A couple of weeks ago I said that people don’t go to church because they don’t see any reason to go. They see the whole “church thing” as boring. They don’t understand anything in the Bible (assuming they ever pick up… and assuming they have a translation they can understand). They think the church is full of hypocrites. They don’t like the music. They think that everybody’s beliefs are equally valid. They think that all religions basically teach the same thing. They feel they were dragged to church as children and have no interest now that they can make their own decisions, they decide to not go. They think all we ever talk about is money.
Yes, I think “relevance” is the right word for the times. “They” don’t see the relevance. And if we’re honest, we don’t see the relevance either!
Several of our members – who have been believers for decades – have recently told me that 2017 marks the first time they have ever read the entire New Testament.
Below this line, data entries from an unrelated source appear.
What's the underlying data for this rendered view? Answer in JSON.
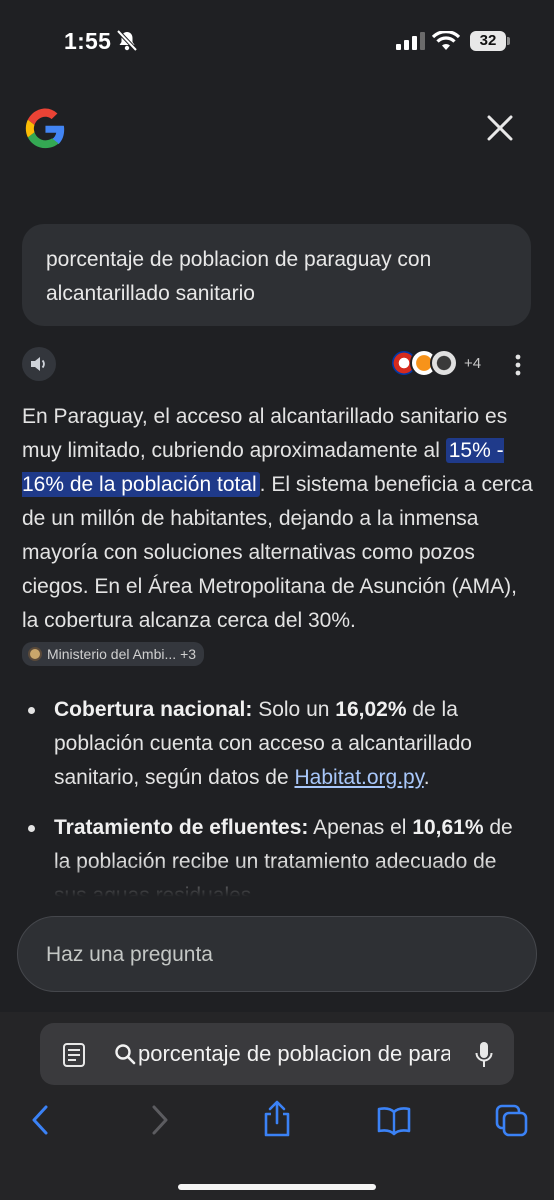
{
  "status": {
    "time": "1:55",
    "battery": "32"
  },
  "query": "porcentaje de poblacion de paraguay con alcantarillado sanitario",
  "sources": {
    "more": "+4"
  },
  "answer": {
    "p1": "En Paraguay, el acceso al alcantarillado sanitario es muy limitado, cubriendo aproximadamente al ",
    "highlight": "15% - 16% de la población total",
    "p2": ". El sistema beneficia a cerca de un millón de habitantes, dejando a la inmensa mayoría con soluciones alternativas como pozos ciegos. En el Área Metropolitana de Asunción (AMA), la cobertura alcanza cerca del 30%. ",
    "chip_label": "Ministerio del Ambi...",
    "chip_more": "+3"
  },
  "bullets": [
    {
      "title": "Cobertura nacional:",
      "t1": " Solo un ",
      "num": "16,02%",
      "t2": " de la población cuenta con acceso a alcantarillado sanitario, según datos de ",
      "link": "Habitat.org.py",
      "t3": "."
    },
    {
      "title": "Tratamiento de efluentes:",
      "t1": " Apenas el ",
      "num": "10,61%",
      "t2": " de la población recibe un tratamiento adecuado de sus aguas residuales."
    }
  ],
  "ask_placeholder": "Haz una pregunta",
  "safari": {
    "url_text": "porcentaje de poblacion de paraguay con alcantarillado sanitario"
  },
  "icons": [
    "bell-slash-icon",
    "signal-icon",
    "wifi-icon",
    "google-logo",
    "close-icon",
    "speaker-icon",
    "more-icon",
    "search-icon",
    "reader-icon",
    "mic-icon",
    "back-icon",
    "forward-icon",
    "share-icon",
    "bookmarks-icon",
    "tabs-icon"
  ]
}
One told me that he’s never read the entire Old Testament, and for most of his Christian life, he has memorized very few verses of the Bible. From other conversations I have had, I can sadly say that his experience is typical of many of our members – and it’s typical of most people who call themselves, “Christians”!
Whether or not we want to admit it, based on our priorities as we live them out, we don’t see the Bible, prayer, Scripture memory, fellowshipping with other Believers, and evangelism/discipleship as being relevant! At all! Sure, we can say we do, but we really don’t. I say these things, not to judge, but to simply state the facts.
Whether or not we realize it, Axl Heck’s question is our question. Why go to church? Why read my Bible? What differences do any of these things make in the early Twenty-first Century?
These are good questions. Questions that I look forward to following up on in the coming days.